ITATIBA1
Governador do RS, Eduardo Leite (PSD), em reunião com o ministro da Fazenda, Dário Durigan, em Brasília
G1 — Brasil · 2026-08-11T20:09:36.000Z
Governador do RS, Eduardo Leite (PSD), em reunião com o ministro da Fazenda, Dário Durigan, em Brasília
Vitor Rosa/Palácio Piratini
O governador do Rio Grande do Sul, Eduardo Leite (PSD), reuniu-se com o ministro da Fazenda, Dário Durigan, nesta terça-feira (11), em Brasília. Em pauta, renegociação de dívida de produtores, reforma tributária, crédito para eventuais calamidades climáticas e o pagamento da dívida gaúcha com a União por meio do Programa de Pleno Pagamento de Dívidas dos Estados (Propag).
🔎Com o nome de Programa de Pleno Pagamento de Dívidas dos Estados (Propag), a medida oferece uma alternativa aos estados para retomar os pagamentos das dívidas com a União com juros reais (acima da inflação) variando entre 0% e 2%.

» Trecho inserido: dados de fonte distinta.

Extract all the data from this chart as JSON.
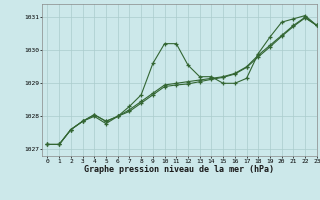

A dívida do Rio Grande do Sul com a União gira em torno dos R$ 100 bilhões e há diferentes linhas para adesão ao Propag. O governador gaúcho busca se encaixar na linha em que os juros reais ficam em 0% ao longo do contrato da dívida.
Neste caso, a correção do saldo devedor seria medida pela inflação (IPCA), mais 1% que seria destinado ao Fundo de Equalização Federativa (FEF), que será dividido entre os entes federativos, e mais 1% que ficam no próprio estado, com compromisso de reinvestimentos em áreas determinadas pelo governo federal, mas prioritariamente em educação.
Agora no g1
Para aderir a esta linha do Propag, Leite ofereceu que a amortização dos 20% do saldo devedor seja feita por meio de créditos de receitas futuras. Isto é, o estado deixar de receber parte dos valores que teria direito ao longo dos próximos 30 anos do Fundo de Participação dos Estados (FPE) e do Fundo Nacional de Desenvolvimento Regional (FNDE).
“Nosso esforço é conseguir chegar aos 20% com receitas futuras que dá em torno de R$ 20 bilhões. Estamos falando de R$ 16 bilhões do FPE e outros R$ 6 a 7 bilhões do FNDE. É uma parte da receita que o estado teria a receber ao longo dos próximos 30 anos, em torno de 16%”, afirmou Leite, em entrevista coletiva após a reunião com Durigan.
“O entendimento da nossa Secretaria da Fazenda é que é o melhor para o RS, porque o desconto gerado no pagamento da dívida seria mais interessante do que ter a receita futura dessas contas”, argumentou o governador gaúcho.
O que Rio Grande do Sul e União têm a debater agora é sobre a taxa de desconto. O estado defende que a taxa seja calculada via IPCA, enquanto a Secretaria do Tesouro Nacional (STN) entende que “deveria ser algo mais próximo do CDI” (Certificado de Depósito Interbancário), conforme explicou Leite.
“Como o próprio pagamento da dívida prevê o IPCA como balizador, é que a gente defende que o IPCA seja utilizado”, argumenta.
A adesão ao Propag foi aprovada na Assembleia Legislativa em dezembro do ano passado. Em janeiro, o estado manifestou ao governo federal a intenção de ingressar no programa. A adesão formal ao programa seria realizada ao se esgotar a Lei Complementar 206, que suspendeu o pagamento da dívida pelo RS por 36 meses após as enchentes de 2024. Ou seja, até o segundo semestre de 2027.